Biden’s federal land-grab

Some argue that states can’t afford to manage this land themselves. But if the states can’t afford it, how can Washington? We’re $35 trillion in debt. Entitlements are strained, infrastructure is crumbling, and the Bureau of Land Management, Forest Service, and National Park Service are billions of dollars behind in basic maintenance. Roads, firebreaks, and trails are falling apart.

The Biden administration quietly embraced something called the “30 by 30” initiative, a plan to lock up 30% of all U.S. land and water under federal “conservation” by 2030. The real goal is 50% by 2050.

That entails half of the country being taken away from you, controlled not by the people who live there but by technocrats in D.C.

You think that won’t affect your ability to hunt, fish, graze cattle, or cut timber? Think again. It won’t be conservatives who stop you from building a cabin, raising cattle, or teaching your grandkids how to shoot a rifle. It’ll be the same radical environmentalists who treat land as sacred — unless it’s your truck, your deer stand, or your back yard.

Land as collateral

Moreover, the U.S. Treasury is considering putting federally owned land on the national balance sheet, listing your parks, forests, and hunting grounds as collateral.

What happens if America defaults on its debt?

David McNew / Stringer | Getty Images

Do you think our creditors won’t come calling? Imagine explaining to your kids that the lake you used to fish in is now under foreign ownership, that the forest you hunted in belongs to China.

This is not hypothetical. This is the logical conclusion of treating land like a piggy bank.

The American way

There’s a better way — and it’s the American way.

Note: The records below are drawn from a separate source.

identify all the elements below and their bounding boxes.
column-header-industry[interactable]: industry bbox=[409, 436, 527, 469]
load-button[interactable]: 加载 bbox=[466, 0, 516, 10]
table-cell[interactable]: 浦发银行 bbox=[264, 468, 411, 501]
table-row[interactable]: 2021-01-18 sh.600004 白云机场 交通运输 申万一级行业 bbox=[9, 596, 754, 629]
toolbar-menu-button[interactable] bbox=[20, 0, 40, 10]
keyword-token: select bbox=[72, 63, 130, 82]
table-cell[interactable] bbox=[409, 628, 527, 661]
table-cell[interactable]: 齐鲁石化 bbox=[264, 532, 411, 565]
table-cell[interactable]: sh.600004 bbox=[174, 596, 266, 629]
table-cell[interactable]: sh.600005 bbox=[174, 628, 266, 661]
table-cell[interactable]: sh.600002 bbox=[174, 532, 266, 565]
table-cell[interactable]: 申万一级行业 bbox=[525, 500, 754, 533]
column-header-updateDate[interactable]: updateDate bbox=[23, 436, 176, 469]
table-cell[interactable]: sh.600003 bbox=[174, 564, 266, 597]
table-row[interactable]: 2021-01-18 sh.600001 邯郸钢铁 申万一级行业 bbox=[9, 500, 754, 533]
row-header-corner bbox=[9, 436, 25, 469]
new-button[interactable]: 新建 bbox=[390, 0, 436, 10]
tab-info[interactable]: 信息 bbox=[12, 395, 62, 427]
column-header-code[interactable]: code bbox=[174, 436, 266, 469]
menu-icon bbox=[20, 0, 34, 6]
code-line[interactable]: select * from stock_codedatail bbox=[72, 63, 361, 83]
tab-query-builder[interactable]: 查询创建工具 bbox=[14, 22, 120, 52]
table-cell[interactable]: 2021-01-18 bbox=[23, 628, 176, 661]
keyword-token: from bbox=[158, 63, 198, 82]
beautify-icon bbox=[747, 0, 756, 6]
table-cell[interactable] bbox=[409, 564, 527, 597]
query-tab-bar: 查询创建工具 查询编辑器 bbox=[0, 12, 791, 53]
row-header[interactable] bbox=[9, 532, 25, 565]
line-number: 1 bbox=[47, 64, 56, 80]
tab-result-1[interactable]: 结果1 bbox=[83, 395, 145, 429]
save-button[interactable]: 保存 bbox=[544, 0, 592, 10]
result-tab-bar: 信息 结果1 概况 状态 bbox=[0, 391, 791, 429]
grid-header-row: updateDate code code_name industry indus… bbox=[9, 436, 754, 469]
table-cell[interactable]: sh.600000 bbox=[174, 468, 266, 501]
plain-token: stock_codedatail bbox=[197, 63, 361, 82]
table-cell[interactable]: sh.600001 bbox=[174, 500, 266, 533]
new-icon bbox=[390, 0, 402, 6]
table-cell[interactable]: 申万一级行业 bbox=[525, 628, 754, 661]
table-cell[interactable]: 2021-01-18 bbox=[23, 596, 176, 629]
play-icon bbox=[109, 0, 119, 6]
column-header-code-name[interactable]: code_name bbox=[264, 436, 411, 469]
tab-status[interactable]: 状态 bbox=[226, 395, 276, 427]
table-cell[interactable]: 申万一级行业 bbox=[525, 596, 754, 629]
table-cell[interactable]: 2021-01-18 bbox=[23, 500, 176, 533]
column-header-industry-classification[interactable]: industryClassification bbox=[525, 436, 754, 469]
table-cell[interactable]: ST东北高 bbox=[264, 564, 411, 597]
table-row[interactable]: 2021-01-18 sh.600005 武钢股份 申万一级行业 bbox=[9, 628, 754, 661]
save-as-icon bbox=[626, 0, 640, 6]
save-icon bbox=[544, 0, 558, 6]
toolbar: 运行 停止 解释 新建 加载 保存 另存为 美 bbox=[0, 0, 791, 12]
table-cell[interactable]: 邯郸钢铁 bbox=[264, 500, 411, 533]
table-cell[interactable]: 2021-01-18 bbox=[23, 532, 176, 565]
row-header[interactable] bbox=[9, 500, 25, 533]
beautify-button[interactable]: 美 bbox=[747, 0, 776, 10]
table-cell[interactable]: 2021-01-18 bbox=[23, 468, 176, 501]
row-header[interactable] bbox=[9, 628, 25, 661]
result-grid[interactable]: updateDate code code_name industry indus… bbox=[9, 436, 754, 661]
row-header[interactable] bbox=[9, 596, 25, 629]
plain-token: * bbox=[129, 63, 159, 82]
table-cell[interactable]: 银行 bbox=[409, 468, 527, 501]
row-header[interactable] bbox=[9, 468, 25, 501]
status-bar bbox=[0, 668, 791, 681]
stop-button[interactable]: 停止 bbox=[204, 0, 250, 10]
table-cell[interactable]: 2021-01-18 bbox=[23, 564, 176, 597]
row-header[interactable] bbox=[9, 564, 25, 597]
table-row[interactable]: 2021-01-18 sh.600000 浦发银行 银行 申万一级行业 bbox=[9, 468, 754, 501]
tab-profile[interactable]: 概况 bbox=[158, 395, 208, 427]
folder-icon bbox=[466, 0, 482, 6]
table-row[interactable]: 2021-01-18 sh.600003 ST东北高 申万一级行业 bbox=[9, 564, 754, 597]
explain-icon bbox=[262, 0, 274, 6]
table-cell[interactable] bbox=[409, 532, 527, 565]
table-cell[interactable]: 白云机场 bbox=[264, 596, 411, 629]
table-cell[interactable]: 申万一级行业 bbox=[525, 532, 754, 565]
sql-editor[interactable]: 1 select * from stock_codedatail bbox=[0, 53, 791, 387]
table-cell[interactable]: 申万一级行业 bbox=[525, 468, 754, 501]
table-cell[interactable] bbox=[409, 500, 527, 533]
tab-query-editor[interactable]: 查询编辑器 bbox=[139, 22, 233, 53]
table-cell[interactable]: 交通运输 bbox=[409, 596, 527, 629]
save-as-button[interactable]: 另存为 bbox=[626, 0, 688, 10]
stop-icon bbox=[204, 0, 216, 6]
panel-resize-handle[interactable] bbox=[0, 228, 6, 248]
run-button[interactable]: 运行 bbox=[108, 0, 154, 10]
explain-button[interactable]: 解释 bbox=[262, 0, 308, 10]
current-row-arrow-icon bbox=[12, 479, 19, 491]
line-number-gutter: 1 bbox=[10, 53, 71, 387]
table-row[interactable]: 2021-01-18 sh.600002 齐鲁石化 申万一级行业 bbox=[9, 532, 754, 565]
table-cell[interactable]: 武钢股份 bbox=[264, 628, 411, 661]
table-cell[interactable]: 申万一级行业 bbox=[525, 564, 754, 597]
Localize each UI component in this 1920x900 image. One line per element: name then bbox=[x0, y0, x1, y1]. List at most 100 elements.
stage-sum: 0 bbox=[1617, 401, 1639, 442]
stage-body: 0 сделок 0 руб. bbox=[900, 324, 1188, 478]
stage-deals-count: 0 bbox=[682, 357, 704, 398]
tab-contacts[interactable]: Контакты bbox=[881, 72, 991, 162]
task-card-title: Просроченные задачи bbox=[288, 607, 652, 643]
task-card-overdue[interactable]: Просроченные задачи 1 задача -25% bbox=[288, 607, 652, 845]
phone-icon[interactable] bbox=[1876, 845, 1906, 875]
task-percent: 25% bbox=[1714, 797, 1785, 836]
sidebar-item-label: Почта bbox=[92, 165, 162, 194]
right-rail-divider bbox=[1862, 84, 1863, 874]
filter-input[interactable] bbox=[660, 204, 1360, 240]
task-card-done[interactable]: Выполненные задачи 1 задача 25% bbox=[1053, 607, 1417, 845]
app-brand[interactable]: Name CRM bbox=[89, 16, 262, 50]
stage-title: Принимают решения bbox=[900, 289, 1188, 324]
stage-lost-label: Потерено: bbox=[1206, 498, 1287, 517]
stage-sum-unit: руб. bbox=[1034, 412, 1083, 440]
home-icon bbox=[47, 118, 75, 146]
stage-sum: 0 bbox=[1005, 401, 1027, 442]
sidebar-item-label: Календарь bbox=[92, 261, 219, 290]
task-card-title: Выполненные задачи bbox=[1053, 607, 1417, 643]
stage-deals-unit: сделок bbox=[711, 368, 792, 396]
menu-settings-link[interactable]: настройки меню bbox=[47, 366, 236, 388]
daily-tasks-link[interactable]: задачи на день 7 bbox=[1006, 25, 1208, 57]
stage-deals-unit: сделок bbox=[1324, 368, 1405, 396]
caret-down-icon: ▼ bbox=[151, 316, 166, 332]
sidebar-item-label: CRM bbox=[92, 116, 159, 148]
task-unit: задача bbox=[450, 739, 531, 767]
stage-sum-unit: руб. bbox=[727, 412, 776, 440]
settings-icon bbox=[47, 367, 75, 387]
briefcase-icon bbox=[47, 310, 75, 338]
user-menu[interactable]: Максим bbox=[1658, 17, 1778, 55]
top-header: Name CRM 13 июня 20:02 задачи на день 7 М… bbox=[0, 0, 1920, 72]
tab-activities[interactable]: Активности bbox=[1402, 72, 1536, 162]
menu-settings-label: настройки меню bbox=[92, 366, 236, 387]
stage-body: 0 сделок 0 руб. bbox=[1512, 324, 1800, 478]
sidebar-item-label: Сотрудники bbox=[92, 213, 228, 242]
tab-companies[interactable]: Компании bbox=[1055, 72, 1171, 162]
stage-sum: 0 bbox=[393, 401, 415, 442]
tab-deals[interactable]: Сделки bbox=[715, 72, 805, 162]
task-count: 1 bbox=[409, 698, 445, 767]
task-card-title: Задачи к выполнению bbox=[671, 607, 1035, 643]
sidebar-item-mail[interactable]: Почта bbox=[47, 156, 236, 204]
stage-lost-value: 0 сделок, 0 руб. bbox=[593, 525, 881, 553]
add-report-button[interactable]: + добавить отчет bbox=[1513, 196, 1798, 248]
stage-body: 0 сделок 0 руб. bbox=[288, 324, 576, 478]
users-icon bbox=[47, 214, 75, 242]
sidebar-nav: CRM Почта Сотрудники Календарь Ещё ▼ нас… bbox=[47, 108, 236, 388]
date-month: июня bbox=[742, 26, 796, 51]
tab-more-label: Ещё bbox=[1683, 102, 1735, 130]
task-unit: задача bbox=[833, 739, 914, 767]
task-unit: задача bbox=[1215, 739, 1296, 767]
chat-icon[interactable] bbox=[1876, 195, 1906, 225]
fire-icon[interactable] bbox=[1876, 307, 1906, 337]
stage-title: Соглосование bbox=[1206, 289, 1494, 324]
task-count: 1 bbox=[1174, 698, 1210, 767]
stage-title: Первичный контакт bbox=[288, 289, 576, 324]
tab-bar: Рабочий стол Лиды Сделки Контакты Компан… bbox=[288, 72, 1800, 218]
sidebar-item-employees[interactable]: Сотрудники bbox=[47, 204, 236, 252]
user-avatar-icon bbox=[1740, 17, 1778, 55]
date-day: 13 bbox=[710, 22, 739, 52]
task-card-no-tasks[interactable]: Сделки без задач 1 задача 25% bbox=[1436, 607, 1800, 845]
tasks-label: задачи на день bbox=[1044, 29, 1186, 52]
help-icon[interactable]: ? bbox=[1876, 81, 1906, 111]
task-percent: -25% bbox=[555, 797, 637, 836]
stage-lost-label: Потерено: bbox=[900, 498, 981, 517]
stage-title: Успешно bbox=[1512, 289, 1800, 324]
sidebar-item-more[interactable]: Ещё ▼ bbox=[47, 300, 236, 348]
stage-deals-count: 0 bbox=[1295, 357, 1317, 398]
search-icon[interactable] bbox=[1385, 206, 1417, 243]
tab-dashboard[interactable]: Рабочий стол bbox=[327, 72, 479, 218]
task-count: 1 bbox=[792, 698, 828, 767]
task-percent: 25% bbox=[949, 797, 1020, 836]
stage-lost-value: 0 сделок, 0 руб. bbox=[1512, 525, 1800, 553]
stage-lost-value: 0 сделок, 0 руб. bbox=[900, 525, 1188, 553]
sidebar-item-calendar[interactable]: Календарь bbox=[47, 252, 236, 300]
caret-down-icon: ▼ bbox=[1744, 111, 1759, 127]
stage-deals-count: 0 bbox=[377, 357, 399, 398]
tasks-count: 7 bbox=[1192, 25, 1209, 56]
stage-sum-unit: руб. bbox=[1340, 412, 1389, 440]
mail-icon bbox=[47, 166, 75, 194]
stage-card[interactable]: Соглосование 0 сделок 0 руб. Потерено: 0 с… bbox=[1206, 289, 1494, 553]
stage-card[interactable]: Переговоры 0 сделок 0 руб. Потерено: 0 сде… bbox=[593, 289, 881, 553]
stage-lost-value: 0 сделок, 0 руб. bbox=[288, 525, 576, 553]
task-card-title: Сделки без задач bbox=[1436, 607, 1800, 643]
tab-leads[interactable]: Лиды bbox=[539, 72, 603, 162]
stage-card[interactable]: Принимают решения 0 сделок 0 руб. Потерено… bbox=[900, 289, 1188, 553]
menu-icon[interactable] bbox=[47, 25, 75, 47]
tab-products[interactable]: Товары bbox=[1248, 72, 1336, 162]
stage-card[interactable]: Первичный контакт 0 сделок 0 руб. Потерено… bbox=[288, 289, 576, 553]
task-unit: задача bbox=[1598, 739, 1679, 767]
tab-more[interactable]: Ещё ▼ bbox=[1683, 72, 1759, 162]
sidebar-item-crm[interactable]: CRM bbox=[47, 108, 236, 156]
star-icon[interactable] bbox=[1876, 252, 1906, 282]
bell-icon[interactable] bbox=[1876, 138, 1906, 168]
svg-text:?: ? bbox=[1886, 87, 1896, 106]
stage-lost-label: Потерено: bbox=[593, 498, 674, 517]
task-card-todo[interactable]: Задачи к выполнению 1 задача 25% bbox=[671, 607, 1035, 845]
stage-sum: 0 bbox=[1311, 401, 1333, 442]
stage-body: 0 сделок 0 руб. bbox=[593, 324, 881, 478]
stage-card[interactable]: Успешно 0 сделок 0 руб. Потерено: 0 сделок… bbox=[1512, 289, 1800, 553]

Let the people who live near the land steward it. Let ranchers, farmers, sportsmen, and local conservationists do what they’ve done for generations.

Did you know that 75% of America’s wetlands are on private land? Or that the most successful wildlife recoveries — whitetail deer, ducks, wild turkeys — didn’t come from Washington but from partnerships between private landowners and groups like Ducks Unlimited?

Private stewardship works. It’s local. It’s accountable. It’s incentivized. When you break it, you fix it. When you profit from the land, you protect it.

This is not about selling out. It’s about buying in — to freedom, to responsibility, to the principle of constitutional self-governance.

So when you hear the pundits cry foul over 3 million acres of federal land, remember: We don’t need Washington to protect our land. We need Washington to get out of the way.

Because this isn’t just about land. It’s about liberty. And once liberty is lost, it doesn’t come back easily.